8:30am. Half an hour to go till opening! Everyone’s very awake right now and chattering excitedly. I keep spying on newcomers through a crack in the barricade. They have to go the end of the very, very long line, but they’re all holding coffee cups. Boy do I want their coffee.
8:45am. The guards let us check our coats and proceed to the next (and final) waiting area. My mother has already given me her coat and dashes forward with the rest as soon as she’s given the opportunity; I edge my way over to the coat check through the throngs.
8:46am. I remember a scene in The Poisonwood Bible where one of the daughters stuck her elbows out while caught in a human stampede. Her elbows out, she was lifted by the movement of those around her and avoided being trampled. Maybe I should try it.
8:47am. Silly me! I forgot pointy elbows are the weapon of choice around here; all I’d accomplish would be pain in my funny bone. A man behind me tries to argue his way to the front of the coat check – “I have a bag!” he says in English, and “Yeah, so do I!” I reply, holding up my own – and then pretends he doesn’t understand English after all, shoving in front of me in an entirely different kind of language.

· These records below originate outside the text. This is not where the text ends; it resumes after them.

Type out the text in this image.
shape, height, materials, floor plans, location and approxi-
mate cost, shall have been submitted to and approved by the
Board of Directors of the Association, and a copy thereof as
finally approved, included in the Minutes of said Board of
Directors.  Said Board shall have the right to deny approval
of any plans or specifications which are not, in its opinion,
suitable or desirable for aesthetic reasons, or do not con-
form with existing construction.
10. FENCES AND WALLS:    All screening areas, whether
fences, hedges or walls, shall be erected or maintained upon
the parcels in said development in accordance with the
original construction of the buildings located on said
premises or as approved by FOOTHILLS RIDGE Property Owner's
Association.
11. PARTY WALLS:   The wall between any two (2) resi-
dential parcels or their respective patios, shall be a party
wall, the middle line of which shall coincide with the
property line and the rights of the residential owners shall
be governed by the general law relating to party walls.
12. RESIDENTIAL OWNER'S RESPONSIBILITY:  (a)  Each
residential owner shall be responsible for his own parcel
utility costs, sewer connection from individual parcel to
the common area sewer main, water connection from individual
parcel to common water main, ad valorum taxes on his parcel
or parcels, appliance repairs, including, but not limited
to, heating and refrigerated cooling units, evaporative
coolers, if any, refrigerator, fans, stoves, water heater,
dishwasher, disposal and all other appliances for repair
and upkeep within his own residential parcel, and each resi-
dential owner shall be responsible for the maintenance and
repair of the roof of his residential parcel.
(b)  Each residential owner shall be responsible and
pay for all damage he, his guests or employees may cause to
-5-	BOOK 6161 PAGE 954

9:04am. I enter the Hermès sale room. Hello, brave new world. I stand to the side with the Hermès salespeople, who are decked out in an orange that screams 'retail warrior.'
9:05am. My mother, who was among the first to enter, is also one of the first three to be helped at the shawls. There's a scuffle further back in the line as one woman grabs the shoulder of another woman to take her place; the shovee starts bawling. Does she have a shoulder injury?
9:15am. The woman is still sobbing. I’m starting to get the idea it’s due less to pain and more because she lost her place in line.

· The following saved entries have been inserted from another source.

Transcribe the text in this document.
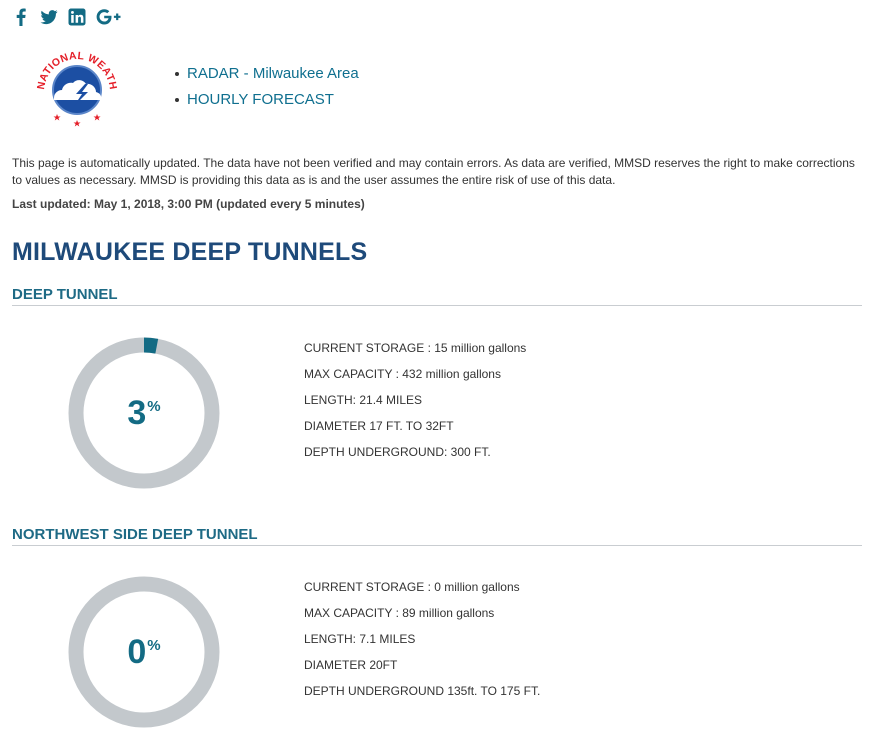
NATIONAL WEATH
RADAR - Milwaukee Area
HOURLY FORECAST

This page is automatically updated. The data have not been verified and may contain errors. As data are verified, MMSD reserves the right to make corrections to values as necessary. MMSD is providing this data as is and the user assumes the entire risk of use of this data.

Last updated: May 1, 2018, 3:00 PM (updated every 5 minutes)

MILWAUKEE DEEP TUNNELS
DEEP TUNNEL
3 %
CURRENT STORAGE : 15 million gallons
MAX CAPACITY : 432 million gallons
LENGTH: 21.4 MILES
DIAMETER 17 FT. TO 32FT
DEPTH UNDERGROUND: 300 FT.
NORTHWEST SIDE DEEP TUNNEL
0 %
CURRENT STORAGE : 0 million gallons
MAX CAPACITY : 89 million gallons
LENGTH: 7.1 MILES
DIAMETER 20FT
DEPTH UNDERGROUND 135ft. TO 175 FT.
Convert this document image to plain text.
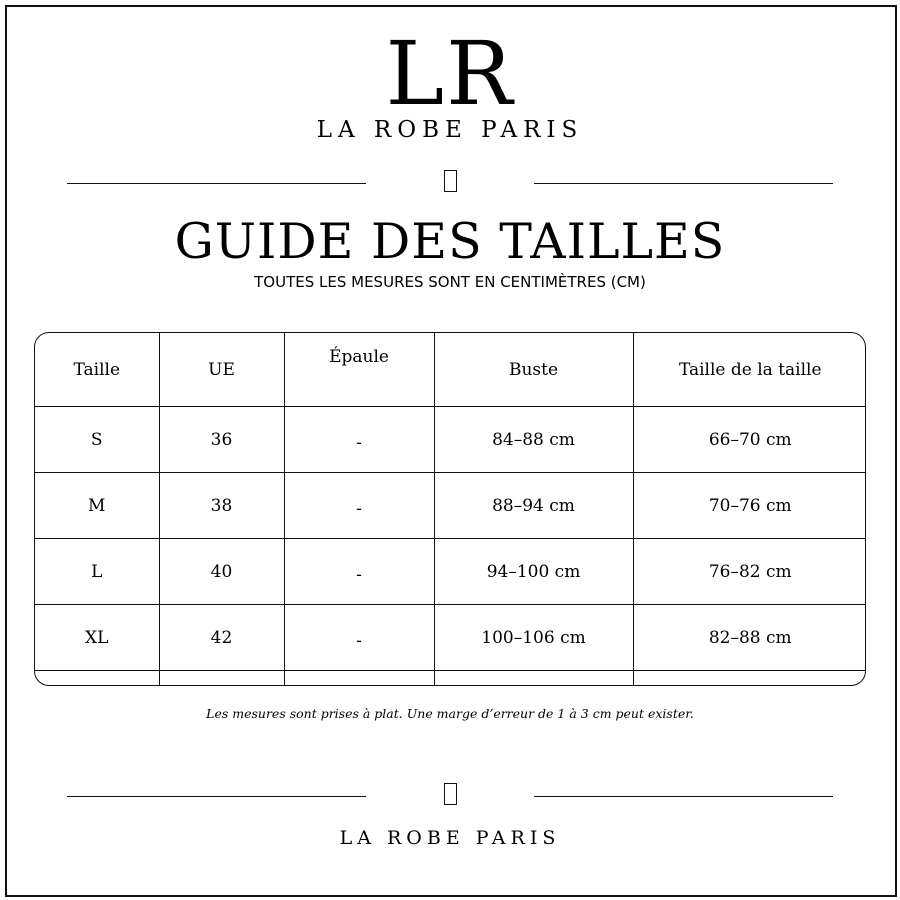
LR
LA ROBE PARIS
GUIDE DES TAILLES
TOUTES LES MESURES SONT EN CENTIMÈTRES (CM)
Taille	UE	Épaule	Buste	Taille de la taille
S	36	-	84–88 cm	66–70 cm
M	38	-	88–94 cm	70–76 cm
L	40	-	94–100 cm	76–82 cm
XL	42	-	100–106 cm	82–88 cm

Les mesures sont prises à plat. Une marge d’erreur de 1 à 3 cm peut exister.
LA ROBE PARIS
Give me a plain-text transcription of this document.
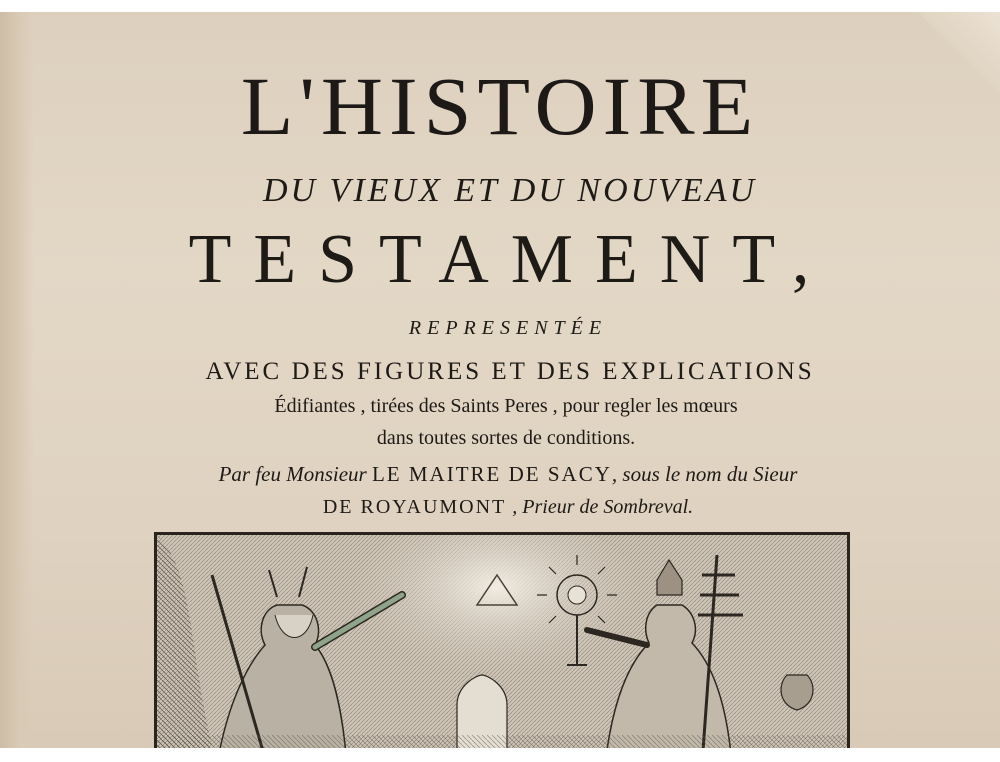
L'HISTOIRE
DU VIEUX ET DU NOUVEAU
TESTAMENT,
REPRESENTÉE
AVEC DES FIGURES ET DES EXPLICATIONS
Édifiantes , tirées des Saints Peres , pour regler les mœurs
dans toutes sortes de conditions.
Par feu Monsieur LE MAITRE DE SACY, sous le nom du Sieur
DE ROYAUMONT , Prieur de Sombreval.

10:01am. As crowds simmer, social niceties make a comeback.
11:34am. Phase I: Grab and Go – is complete. Now it’s time for Phase II: Does This Alarming Shade of Orange Make Me Look Like I Have Jaundice? My mother carefully inspects the scarves for defects and makes her choices. It’s rather incomprehensible why Hermès uses so much orange and yellow in their scarves. Do they think people want to look like traffic cones?
11:59am. Still – looking at my mother’s orange-free final choices, there’s an undeniable, gorgeous artistry even I can see. I understand why she loves them so much. She’s practically glowing, thrilled with her finds. Others are starting to line up by the registers with their spoils, and the mood is utterly civilized again. Darwin would be proud.
12:45pm. We emerge into daylight, blinking. Some of the people around us have just started their day.
We go back to our apartment and nap.